Possible language changes

Boehm, Hans hans.boehm at hp.com
Tue Mar 1 01:55:07 GMT 2005


Ben -

I think this is useful, but we might be getting ahead of ourselves
a bit.

Should we try to first identify the important issues and then try
to get a preliminary consensus to run past the C++ committee?  I think
your list is helpful in identifying the issues.

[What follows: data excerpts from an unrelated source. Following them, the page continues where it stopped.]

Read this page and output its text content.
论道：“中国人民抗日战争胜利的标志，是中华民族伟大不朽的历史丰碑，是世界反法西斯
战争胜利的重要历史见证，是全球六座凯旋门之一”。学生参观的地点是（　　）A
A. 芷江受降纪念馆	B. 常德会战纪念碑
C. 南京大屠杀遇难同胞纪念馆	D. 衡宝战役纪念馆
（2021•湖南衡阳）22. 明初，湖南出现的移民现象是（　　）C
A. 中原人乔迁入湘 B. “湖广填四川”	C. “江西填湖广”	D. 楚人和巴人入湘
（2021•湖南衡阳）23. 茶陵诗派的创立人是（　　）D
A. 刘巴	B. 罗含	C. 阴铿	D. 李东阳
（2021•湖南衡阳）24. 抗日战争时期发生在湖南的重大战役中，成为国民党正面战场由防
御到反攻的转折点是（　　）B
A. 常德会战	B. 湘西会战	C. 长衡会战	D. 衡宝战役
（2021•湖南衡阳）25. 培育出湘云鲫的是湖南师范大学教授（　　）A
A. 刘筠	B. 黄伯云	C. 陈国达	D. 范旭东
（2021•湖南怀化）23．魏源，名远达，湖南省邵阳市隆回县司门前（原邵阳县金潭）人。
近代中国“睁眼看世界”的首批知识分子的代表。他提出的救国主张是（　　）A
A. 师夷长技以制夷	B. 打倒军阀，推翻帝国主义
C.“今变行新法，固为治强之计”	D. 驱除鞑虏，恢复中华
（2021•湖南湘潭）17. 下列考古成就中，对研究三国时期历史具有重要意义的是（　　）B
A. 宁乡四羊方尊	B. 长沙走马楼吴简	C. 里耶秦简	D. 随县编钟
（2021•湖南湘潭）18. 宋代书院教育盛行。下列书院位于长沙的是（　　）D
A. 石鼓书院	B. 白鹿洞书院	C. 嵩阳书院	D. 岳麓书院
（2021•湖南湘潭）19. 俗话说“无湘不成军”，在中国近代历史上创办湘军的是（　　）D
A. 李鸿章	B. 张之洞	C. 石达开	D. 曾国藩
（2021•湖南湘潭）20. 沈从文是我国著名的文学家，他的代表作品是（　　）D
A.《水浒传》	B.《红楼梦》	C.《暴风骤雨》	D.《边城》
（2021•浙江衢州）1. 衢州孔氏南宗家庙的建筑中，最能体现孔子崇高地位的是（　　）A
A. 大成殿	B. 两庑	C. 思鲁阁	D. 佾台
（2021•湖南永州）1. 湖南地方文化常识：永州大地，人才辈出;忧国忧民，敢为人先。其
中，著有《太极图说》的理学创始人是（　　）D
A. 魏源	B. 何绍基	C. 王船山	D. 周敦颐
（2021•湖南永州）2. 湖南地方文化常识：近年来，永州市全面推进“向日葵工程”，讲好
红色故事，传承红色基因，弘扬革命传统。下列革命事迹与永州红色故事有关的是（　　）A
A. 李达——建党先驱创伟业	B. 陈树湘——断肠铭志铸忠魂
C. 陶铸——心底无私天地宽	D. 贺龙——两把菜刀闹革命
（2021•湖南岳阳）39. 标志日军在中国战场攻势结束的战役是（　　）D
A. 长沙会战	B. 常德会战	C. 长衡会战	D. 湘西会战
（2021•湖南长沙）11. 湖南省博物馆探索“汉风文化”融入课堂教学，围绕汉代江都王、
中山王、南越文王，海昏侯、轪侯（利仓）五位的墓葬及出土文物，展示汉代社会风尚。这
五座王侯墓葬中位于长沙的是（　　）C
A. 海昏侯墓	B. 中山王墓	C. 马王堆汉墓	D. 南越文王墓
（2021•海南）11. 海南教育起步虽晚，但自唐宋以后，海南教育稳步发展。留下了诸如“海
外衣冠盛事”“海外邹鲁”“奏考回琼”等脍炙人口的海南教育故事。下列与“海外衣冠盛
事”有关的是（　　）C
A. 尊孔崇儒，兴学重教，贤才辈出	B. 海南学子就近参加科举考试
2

Based on an earlier message from Herb Sutter, it sounds like it would
be useful to trey to have someone at the Lillehammer meeting and get
some feedback on some of these issues.  Is someone planning on being
there
anyway?  Does anyone know what the deadline is for getting something
into the mailing for that meeting?

On the memory model side, I think the major identified issue is

1) Do we leave the semantics of programs containing races undefined?
The only people who have commented on this are somewhat in favor, I
think.

Other known issues:

2) Can we restrict the compiler introduction of visible writes to 
only the bit-field case?
I would argue "yes".  Otherwise we need an alternate, weaker
restriction.
Note that the way I've phrased this, it disallows speculative register
promotion, which is now done by many compilers.  I know of no way to
avoid that.

3) Should we allow the compiler to reload local variable from globals,
as some compiler do now.  Assuming the answer to (1) is yes, I think the
answer here is implicitly "yes".

4) Should volatile reads/writes count as synchronization operations and
have acquire/release semantics as in Java?  I would argue yes.  But this
is a significant change on many platforms (though not Itanium), and is
controversial.

5) Should initialization of function-scoped statics be implicitly
synchronized?
I think we need to figure out what implementations currently do.  My
personal opinion is probably no, but I already lost this argument once
when the Itanium ABI was designed.  (Argument pro: The shared variable
is compiler-introduced, and hence it would be very hard for the
programmer
to explicitly synchronize.  Argument con: It introduces potentially
expensive synchronization where it is likely to never be needed,
and they're hidden from the programmer's view.  It
requires the compiler to generate implicit calls into the thread
runtime.
Drastic alternative:  Deprecate the construct in the hard cases.)
Opinions? 

6) I'm sure there are issues with exceptions, but I haven't looked
deeply.  Anybody want to point out what they are?

Anything else?

Hans

> -----Original Message-----
> From: Ben Hutchings [mailto:ben at decadentplace.org.uk] 
> Sent: Sunday, February 27, 2005 5:28 AM
> To: Andrei Alexandrescu; Boehm, Hans; Kevlin Henney; Bill 
> Pugh; Douglas C. Schmidt; Doug Lea; Jim Rogers; Maged 
> Michael; asharji at plg.uwaterloo.ca; Richard Bilson
> Subject: Possible language changes
> 
> 
> Here's a list I came up with some months ago, but only posted 
> to the mailing list that I hastily set up and which we 
> haven't used.  I think I'm going to have a go at drafting an 
> actual proposal soon, but I don't know whether I'm really up 
> to that task.
> 
> I skimmed through the language part of the standard, looking 
> for anything that might be affected by concurrency.
> 
> Most importantly:
> 
> 1.3 [intro.defs] We may need to add definitions of "thread" 
> and other terms.
> 
> 1.9/6-11 [intro.execution] We need to change the 
> specification of the sequencing of operations and the 
> definition of observable behaviour to allow for concurrency 
> and synchronisation.  We may wish to specify more precise 
> semantics for volatile.
> 
> 3.6.1, 3.6.3 [basic.start.main, basic.start.term] We should 
> either specify what happens if main exits or if exit() or 
> abort() is called while multiple threads exist, or else state 
> that this results in undefined behaviour.
> 
> 3.6.2/3 [basic.start.init] We should specify that static 
> initialisation at namespace scope is always synchronised if 
> done while multiple threads exist.
> 
> 6.7/4 [stmt.dcl] We should specify static initialisation at 
> local scope in such a way that it can be or is always synchronised.
> 
> 15 [except] We must change some parts of this slightly to 
> allow for concurrency, including at least 15.1/7, 15.1/8, 
> 15.2/1, 15.2/2, 15.5.3
> 
> Plus optionally:
> 
> 2.11 [lex.key] We may wish to add keywords.
> 
> 6 [stmt.stmt] We may wish to add synchronisation statements.
> 
> 7 [dcl.dcl] We may wish to add some new form of declaration.
> 
> -- 
> Ben Hutchings
> Life would be so much easier if we could look at the source code.